“We want to outlaw this union and have recently stepped up our surveillance. We suspect they are working to undermine our constitutional order and the principles of mutual understanding between peoples. This is enough reason for prosecuting them,” Pistorius said.
He added that Wednesday’s raid followed months of planning and was an important step toward banning the association, which has been used by Islamic fundamentalists to radicalize Muslims and encourage them to take part in jihad in combat zones.
“We can’t rule out the possibility that those who regularly gather there go on to become terrorists and suicide bombers. That’s why it’s absolutely imperative for us to ban this organization,” Pistorius told Sputnik.
When answering a question about how successful police and security forces had been monitoring the potential terrorists’ activities, Boris Pistorius said that they had been closely watching those who pose potential threat.
“However, in Wurzburg and Ansbach we saw that [the terrorists] turned out to be people who had never been suspected before. There is heightened threat of terrorism now existing in Germany where a lone attacker or a group of terrorists can strike out any time. Ansbach and Wurzburg showed how fast such an attack can happen,” he noted.
The Interior Minister of Mecklenburg-Upper Pomerania recently said that in the event of a terrorist threat he would be ready to send in an army battalion. His Bavarian colleague said he was even ready to change the Constitution.
“Theoretically, our laws allow the use of the armed forces in such situations, but what exactly the Bundeswehr is going to do and exactly which armed services our colleagues have in mind? The Bavarian minister wants to give the military a complete freedom of hand at home. But would this have changed the course of things in Ansbach and Wurzburg? I’m surprised to hear such proposals coming from these two ministers after what happened in Ansbach and Wurzburg."

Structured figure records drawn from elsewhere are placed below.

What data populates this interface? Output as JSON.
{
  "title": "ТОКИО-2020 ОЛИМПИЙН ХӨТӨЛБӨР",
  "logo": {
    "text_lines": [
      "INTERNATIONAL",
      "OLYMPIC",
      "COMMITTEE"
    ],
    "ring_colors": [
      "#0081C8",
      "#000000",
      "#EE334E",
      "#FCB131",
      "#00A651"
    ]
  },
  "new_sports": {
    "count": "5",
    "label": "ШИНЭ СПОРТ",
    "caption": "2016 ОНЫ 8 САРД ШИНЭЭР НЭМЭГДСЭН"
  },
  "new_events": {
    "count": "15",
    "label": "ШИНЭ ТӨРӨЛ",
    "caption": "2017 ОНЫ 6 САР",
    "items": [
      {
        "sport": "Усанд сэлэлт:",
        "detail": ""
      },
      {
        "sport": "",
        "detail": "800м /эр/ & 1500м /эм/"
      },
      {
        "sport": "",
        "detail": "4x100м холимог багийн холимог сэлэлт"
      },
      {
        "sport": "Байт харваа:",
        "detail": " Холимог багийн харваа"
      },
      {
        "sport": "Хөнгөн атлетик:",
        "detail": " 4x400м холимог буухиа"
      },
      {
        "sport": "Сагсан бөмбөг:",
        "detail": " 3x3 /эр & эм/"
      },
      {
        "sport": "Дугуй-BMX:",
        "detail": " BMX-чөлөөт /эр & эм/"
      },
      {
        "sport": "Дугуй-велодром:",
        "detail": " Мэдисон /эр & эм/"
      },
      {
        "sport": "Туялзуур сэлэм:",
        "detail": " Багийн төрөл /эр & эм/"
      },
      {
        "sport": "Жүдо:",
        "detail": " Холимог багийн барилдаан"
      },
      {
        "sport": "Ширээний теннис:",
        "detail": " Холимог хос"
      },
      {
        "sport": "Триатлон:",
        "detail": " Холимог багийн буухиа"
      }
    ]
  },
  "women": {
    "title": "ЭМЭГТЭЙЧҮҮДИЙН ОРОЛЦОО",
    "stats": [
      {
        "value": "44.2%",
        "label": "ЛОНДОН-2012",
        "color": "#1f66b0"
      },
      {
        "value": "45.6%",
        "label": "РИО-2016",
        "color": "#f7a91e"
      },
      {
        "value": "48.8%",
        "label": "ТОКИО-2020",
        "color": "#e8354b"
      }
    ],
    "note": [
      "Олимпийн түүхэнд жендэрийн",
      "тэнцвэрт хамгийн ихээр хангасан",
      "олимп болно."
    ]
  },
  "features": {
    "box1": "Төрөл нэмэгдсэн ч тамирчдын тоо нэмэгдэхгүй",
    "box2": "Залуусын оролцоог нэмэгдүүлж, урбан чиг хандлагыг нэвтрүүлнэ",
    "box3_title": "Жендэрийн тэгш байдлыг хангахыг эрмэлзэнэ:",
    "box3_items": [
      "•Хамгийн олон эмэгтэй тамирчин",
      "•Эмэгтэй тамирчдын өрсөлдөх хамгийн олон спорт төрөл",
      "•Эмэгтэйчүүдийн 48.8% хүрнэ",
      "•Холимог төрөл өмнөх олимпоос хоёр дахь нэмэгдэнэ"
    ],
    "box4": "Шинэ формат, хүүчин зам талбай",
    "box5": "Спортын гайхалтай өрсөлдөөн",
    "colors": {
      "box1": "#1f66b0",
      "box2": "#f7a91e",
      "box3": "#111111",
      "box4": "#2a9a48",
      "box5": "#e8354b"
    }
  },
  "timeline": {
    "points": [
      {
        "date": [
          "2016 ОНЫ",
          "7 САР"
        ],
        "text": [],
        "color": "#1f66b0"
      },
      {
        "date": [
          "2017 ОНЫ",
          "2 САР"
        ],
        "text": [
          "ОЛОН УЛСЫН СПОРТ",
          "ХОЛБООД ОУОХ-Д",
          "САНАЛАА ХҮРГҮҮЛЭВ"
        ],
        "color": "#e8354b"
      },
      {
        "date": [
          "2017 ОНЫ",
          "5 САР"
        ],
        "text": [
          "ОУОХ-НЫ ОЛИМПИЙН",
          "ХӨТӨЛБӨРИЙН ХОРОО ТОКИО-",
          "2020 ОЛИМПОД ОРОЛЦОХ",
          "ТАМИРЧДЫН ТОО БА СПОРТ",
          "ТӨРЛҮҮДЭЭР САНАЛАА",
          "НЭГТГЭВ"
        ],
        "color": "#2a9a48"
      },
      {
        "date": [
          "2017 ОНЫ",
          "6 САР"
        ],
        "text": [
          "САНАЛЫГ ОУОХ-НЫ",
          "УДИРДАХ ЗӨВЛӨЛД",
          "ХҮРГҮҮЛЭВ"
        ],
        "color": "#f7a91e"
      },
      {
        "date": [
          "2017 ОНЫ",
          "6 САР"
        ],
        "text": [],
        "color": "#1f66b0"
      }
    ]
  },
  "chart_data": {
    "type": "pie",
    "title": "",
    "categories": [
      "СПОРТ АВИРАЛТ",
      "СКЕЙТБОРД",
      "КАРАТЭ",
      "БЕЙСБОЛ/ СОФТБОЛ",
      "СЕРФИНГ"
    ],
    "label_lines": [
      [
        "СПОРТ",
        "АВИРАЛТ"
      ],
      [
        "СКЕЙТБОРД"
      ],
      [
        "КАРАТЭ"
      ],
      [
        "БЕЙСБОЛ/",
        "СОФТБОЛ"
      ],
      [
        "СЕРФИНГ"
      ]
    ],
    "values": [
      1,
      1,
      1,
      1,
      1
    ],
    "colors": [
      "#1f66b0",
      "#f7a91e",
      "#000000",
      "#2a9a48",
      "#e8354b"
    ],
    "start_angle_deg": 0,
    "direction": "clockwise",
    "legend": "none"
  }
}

According to Boris Pistorius it is a big priority for Germany to move quickly to deport potentially dangerous people.Germany has recently seen a rash of deadly terrorists attacks carried out by migrants.
An 18-year-old German-Iranian gunman killed nine people in a shopping mall in Munich on June 22 injuring dozens more.

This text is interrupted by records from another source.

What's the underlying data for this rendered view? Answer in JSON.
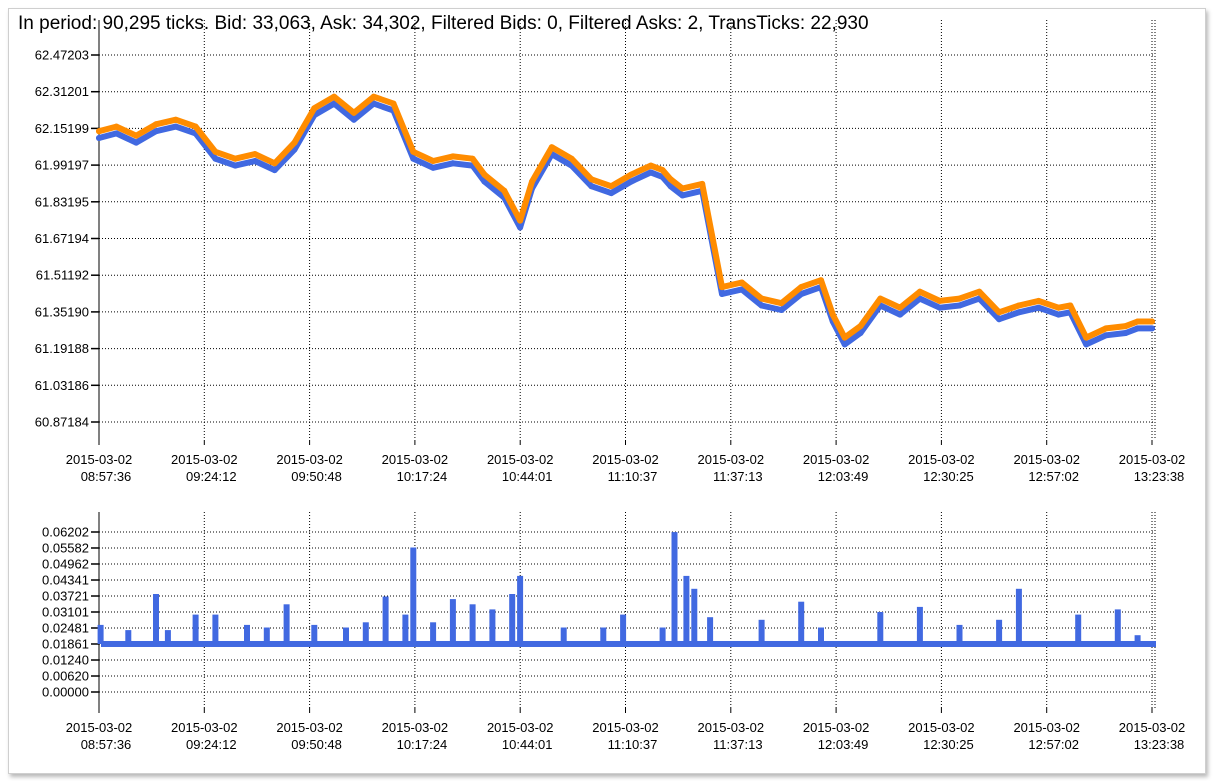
{
  "title": "In period: 90,295 ticks. Bid: 33,063, Ask: 34,302, Filtered Bids: 0, Filtered Asks: 2, TransTicks: 22,930",
  "colors": {
    "bid": "#4169E1",
    "ask": "#FF8C00",
    "spread": "#4169E1",
    "grid": "#000000"
  },
  "x_ticks": [
    [
      "2015-03-02",
      "08:57:36"
    ],
    [
      "2015-03-02",
      "09:24:12"
    ],
    [
      "2015-03-02",
      "09:50:48"
    ],
    [
      "2015-03-02",
      "10:17:24"
    ],
    [
      "2015-03-02",
      "10:44:01"
    ],
    [
      "2015-03-02",
      "11:10:37"
    ],
    [
      "2015-03-02",
      "11:37:13"
    ],
    [
      "2015-03-02",
      "12:03:49"
    ],
    [
      "2015-03-02",
      "12:30:25"
    ],
    [
      "2015-03-02",
      "12:57:02"
    ],
    [
      "2015-03-02",
      "13:23:38"
    ]
  ],
  "chart_data": [
    {
      "type": "line",
      "xlabel": "",
      "ylabel": "",
      "grid": true,
      "xlim": [
        "08:57:36",
        "13:23:38"
      ],
      "ylim": [
        60.87184,
        62.47203
      ],
      "y_ticks": [
        "62.47203",
        "62.31201",
        "62.15199",
        "61.99197",
        "61.83195",
        "61.67194",
        "61.51192",
        "61.35190",
        "61.19188",
        "61.03186",
        "60.87184"
      ],
      "x": [
        "08:57:36",
        "09:02",
        "09:07",
        "09:12",
        "09:17",
        "09:22",
        "09:27",
        "09:32",
        "09:37",
        "09:42",
        "09:47",
        "09:52",
        "09:57",
        "10:02",
        "10:07",
        "10:12",
        "10:17",
        "10:22",
        "10:27",
        "10:32",
        "10:35",
        "10:40",
        "10:44",
        "10:47",
        "10:52",
        "10:57",
        "11:02",
        "11:07",
        "11:12",
        "11:17",
        "11:20",
        "11:22",
        "11:25",
        "11:30",
        "11:35",
        "11:40",
        "11:45",
        "11:50",
        "11:55",
        "12:00",
        "12:03",
        "12:06",
        "12:10",
        "12:15",
        "12:20",
        "12:25",
        "12:30",
        "12:35",
        "12:40",
        "12:45",
        "12:50",
        "12:55",
        "13:00",
        "13:03",
        "13:07",
        "13:12",
        "13:17",
        "13:20",
        "13:23:38"
      ],
      "series": [
        {
          "values": [
            62.11,
            62.13,
            62.09,
            62.14,
            62.16,
            62.13,
            62.02,
            61.99,
            62.01,
            61.97,
            62.06,
            62.21,
            62.26,
            62.19,
            62.26,
            62.23,
            62.02,
            61.98,
            62.0,
            61.99,
            61.92,
            61.85,
            61.72,
            61.89,
            62.04,
            61.99,
            61.9,
            61.87,
            61.92,
            61.96,
            61.94,
            61.9,
            61.86,
            61.88,
            61.43,
            61.45,
            61.38,
            61.36,
            61.43,
            61.46,
            61.31,
            61.21,
            61.26,
            61.38,
            61.34,
            61.41,
            61.37,
            61.38,
            61.41,
            61.32,
            61.35,
            61.37,
            61.34,
            61.35,
            61.21,
            61.25,
            61.26,
            61.28,
            61.28
          ]
        },
        {
          "values": [
            62.14,
            62.16,
            62.12,
            62.17,
            62.19,
            62.16,
            62.05,
            62.02,
            62.04,
            62.0,
            62.09,
            62.24,
            62.29,
            62.22,
            62.29,
            62.26,
            62.05,
            62.01,
            62.03,
            62.02,
            61.95,
            61.88,
            61.75,
            61.92,
            62.07,
            62.02,
            61.93,
            61.9,
            61.95,
            61.99,
            61.97,
            61.93,
            61.89,
            61.91,
            61.46,
            61.48,
            61.41,
            61.39,
            61.46,
            61.49,
            61.34,
            61.24,
            61.29,
            61.41,
            61.37,
            61.44,
            61.4,
            61.41,
            61.44,
            61.35,
            61.38,
            61.4,
            61.37,
            61.38,
            61.24,
            61.28,
            61.29,
            61.31,
            61.31
          ]
        }
      ]
    },
    {
      "type": "bar",
      "xlabel": "",
      "ylabel": "",
      "grid": true,
      "xlim": [
        "08:57:36",
        "13:23:38"
      ],
      "ylim": [
        0.0,
        0.06202
      ],
      "y_ticks": [
        "0.06202",
        "0.05582",
        "0.04962",
        "0.04341",
        "0.03721",
        "0.03101",
        "0.02481",
        "0.01861",
        "0.01240",
        "0.00620",
        "0.00000"
      ],
      "x": [
        "08:58",
        "09:05",
        "09:12",
        "09:15",
        "09:22",
        "09:27",
        "09:35",
        "09:40",
        "09:45",
        "09:52",
        "10:00",
        "10:05",
        "10:10",
        "10:15",
        "10:17",
        "10:22",
        "10:27",
        "10:32",
        "10:37",
        "10:42",
        "10:44",
        "10:55",
        "11:05",
        "11:10",
        "11:20",
        "11:23",
        "11:26",
        "11:28",
        "11:32",
        "11:45",
        "11:55",
        "12:00",
        "12:15",
        "12:25",
        "12:35",
        "12:45",
        "12:50",
        "13:05",
        "13:15",
        "13:20"
      ],
      "values": [
        0.026,
        0.024,
        0.038,
        0.024,
        0.03,
        0.03,
        0.026,
        0.025,
        0.034,
        0.026,
        0.025,
        0.027,
        0.037,
        0.03,
        0.056,
        0.027,
        0.036,
        0.034,
        0.032,
        0.038,
        0.045,
        0.025,
        0.025,
        0.03,
        0.025,
        0.062,
        0.045,
        0.04,
        0.029,
        0.028,
        0.035,
        0.025,
        0.031,
        0.033,
        0.026,
        0.028,
        0.04,
        0.03,
        0.032,
        0.022
      ]
    }
  ]
}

A 27-year-old Syrian man, who was denied asylum in Germany a year ago, blew himself up on July 24 outside a music festival in Ansbach, southern Germany, injuring 12 people in the country's fourth violent attack on members of the public in less than a week.
Also on June 24, a 21-year-old Syrian refugee was arrested after killing a pregnant woman and wounding two people with a machete in the southwestern city of Reutlingen, near Stuttgart.